At CCAR, we connect people to ongoing care through our established network. The network is vast, comprehensive and dynamic. It continually expands and shifts. For example, our coaches know who to call and when to call, for nearly all situations they have faced in the Emergency Department. If they have a question, they have come to rely on one another. Someone on the team will likely know.
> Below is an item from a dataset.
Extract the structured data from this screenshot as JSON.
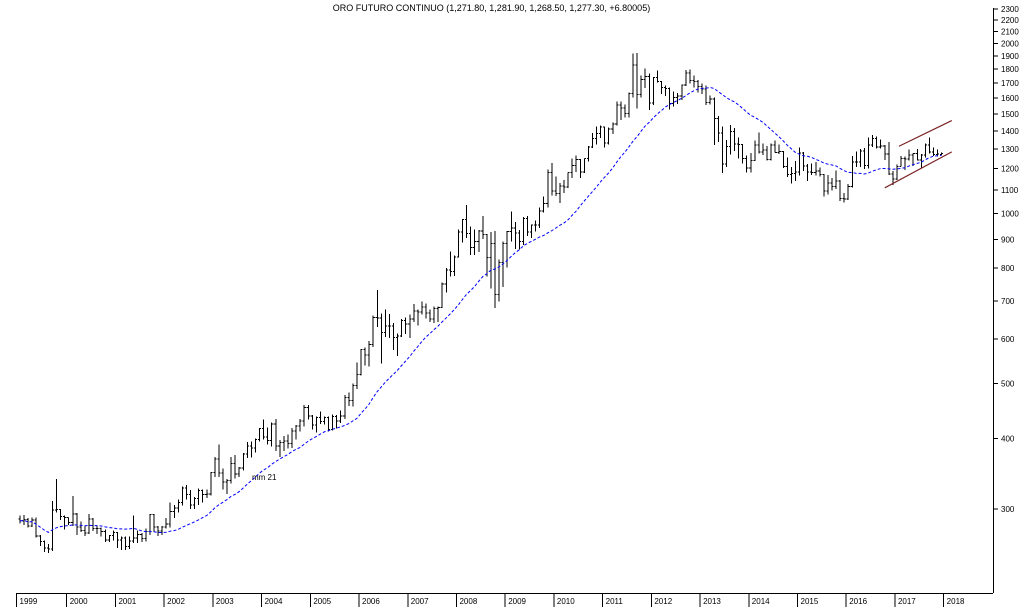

How would an isolated recovery coach have this ability?
No coach is an island.
Phil “Right Click” Valentine
Recovery established 12.28.87
In 2015, I finished a thruhike of the entire Appalachian Trail, a trek of 2,189.2 miles. It took 189 days and 6 pairs of boots. During all that time alone with my Creator, my purpose in life became more precisely defined. I am, simply, to coach recovery. Recovery saved me from an early demise and brought purpose to my tattered life. I have learned that I’m a coach to my very core. I am blessed to put the two together. I started work at the Connecticut Community for Addiction Recovery (CCAR) in 1999. I became the Executive Director of this recovery community organization in 2004. I have trained the CCAR Recovery Coach Academy© dozens of times and have a hand in modifying, improving and adapting various recovery coach curricula. I’m old enough now to start considering my legacy. This is a way for me to share things I have learned in my recovery, in my role as Executive Director and a trainer. I find that when I speak I present the same messages over and over. It’s time to write them down.